Et c'était reparti… Évidemment, comme le deuxième prénom d'Alexy était « discrétion », tout le monde fut au courant. De ce que j'avais dit sur Armin et Nathaniel, et sur la profondeur de la relation entre mon cousin et Alex. Super. Nathaniel me regarda d'un drôle d'air mais ne dit rien. Il n'avait pas l'air spécialement plus vexé. Par contre, Armin avait les joues bien roses. Castiel le chambra comme il fallait « et ben, pour un puceau… ». Heureusement que Castiel et Armin s'entendaient mieux qu'ils ne le laissent paraître.
Le soleil était bien couché et minuit approchait.
- Allez, bain de minuit obligatoire tout le monde ! Sinon je vous balance moi-même à l'eau !
Rosalya était en mode survoltée. Alors qu'on se regardait tous gênés, Rosa précisa quand même :
- Non mais on garde nos maillots, hein. Je vous aime bien mais j'ai pas envie de voir des horreurs.
Je soupirai de soulagement. J'avais vraiment cru qu'elle avait craqué. J'entendis même Castiel marmonner un « Tefal a dû griller avec le soleil » avant de se lever. Et au final, on la rejoignit tous dans l'eau. Même Lysandre, qui avait été un peu réticent au début, enleva sa chemise à la demande de Noémie. Et je compris pourquoi il la gardait. Lysandre arborait un magnifique tatouage dans le dos qui avait la forme de différentes ailes. Il se justifia en me disant qu'il avait toujours peur que le soleil ne l'abime. Ah ouais d'accord. M'enfin là, l'eau de mer ça fait pas vraiment du bien non plus hein. Mais bon vu qu'il faisait bien nuit et que l'eau était assez fraiche… Bref. Il se débrouille.
J'étais entièrement dans l'eau et les gars avaient commencé à s'éclabousser. Je nageai un peu pour les rejoindre mais mon dos fut plaqué contre un torse.
- Alors, dis-moi, que choisis-tu, passionnément ou sauvagement ?, me dit Nathaniel au creux de l'oreille, me faisant frissonner.
- A ton avis ?
Nathaniel sourit comme guise de réponse.
- Promis la prochaine fois, j'essaye la version moins soft.

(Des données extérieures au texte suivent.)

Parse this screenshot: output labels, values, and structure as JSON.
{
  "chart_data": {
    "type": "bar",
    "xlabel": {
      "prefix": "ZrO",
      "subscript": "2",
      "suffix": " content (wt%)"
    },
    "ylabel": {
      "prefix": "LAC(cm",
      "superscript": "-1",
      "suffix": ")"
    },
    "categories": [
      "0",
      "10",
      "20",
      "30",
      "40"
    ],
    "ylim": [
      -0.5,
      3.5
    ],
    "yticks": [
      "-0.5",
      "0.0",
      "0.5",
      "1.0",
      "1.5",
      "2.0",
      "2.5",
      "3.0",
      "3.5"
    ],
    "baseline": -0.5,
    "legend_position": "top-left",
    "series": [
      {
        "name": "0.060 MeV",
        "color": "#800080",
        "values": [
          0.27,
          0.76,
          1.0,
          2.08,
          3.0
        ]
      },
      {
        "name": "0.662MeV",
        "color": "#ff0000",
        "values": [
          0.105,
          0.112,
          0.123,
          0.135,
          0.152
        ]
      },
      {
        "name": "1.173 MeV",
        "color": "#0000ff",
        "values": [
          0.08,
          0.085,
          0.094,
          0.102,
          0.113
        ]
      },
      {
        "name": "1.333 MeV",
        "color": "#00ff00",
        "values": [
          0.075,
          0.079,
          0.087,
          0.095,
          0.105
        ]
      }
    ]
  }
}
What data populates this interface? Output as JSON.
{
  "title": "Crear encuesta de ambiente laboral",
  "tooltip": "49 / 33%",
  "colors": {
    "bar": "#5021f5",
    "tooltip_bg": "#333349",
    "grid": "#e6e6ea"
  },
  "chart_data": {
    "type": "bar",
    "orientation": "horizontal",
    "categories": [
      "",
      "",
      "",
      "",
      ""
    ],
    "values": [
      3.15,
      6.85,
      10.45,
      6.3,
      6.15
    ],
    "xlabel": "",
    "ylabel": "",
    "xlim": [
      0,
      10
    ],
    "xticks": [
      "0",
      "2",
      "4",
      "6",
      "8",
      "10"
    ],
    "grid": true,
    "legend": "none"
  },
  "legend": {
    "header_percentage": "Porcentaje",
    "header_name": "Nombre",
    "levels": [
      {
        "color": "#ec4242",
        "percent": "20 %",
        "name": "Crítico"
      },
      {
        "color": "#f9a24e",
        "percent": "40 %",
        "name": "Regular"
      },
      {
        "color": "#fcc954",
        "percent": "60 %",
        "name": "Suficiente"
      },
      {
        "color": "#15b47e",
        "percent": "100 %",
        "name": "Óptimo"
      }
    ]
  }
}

Puis il m'embrassa avec tout l'amour dont il était capable. J'approfondis le baiser en passant mes mains autour de sa nuque. On se sépara, à bout de souffle, et Nathaniel cajola ma joue de son pouce. J'allai lui dire ô combien j'avais adoré la journée quand on m'appuya fort sur la tête, m'obligeant à m'immerger totalement dans l'eau. Je ressortis aussitôt en prenant une grande inspiration et me tournai vers mon agresseur. Noémie affichait un énorme smile, toute fière de sa bêtise.
- Il est minuit passé. Bon anniversaire la morue.
Les uns après les autres chacun y alla de son souhait. Alexy me serra même fort dans ses bras, me disant qu'enfin j'allais pouvoir les accompagner en boîte, puisque j'étais majeure. En vrai, ce n'était pas forcément mon truc de danser collée-serrée à des inconnus mais ça avait l'air de lui faire plaisir…
On resta encore un moment dans l'eau avant de sortir, nos serviettes sous le bras. Nathaniel avait pris mes affaires et j'avais sa rose rouge à la main, l'autre étant dans celle du blond. Et quand je pensais à la journée qui venait de s'achever, aux amis qui étaient devant nous et au plus parfait des petits amis dont je pouvais rêver, je me dis que je ne pouvais pas être plus heureuse.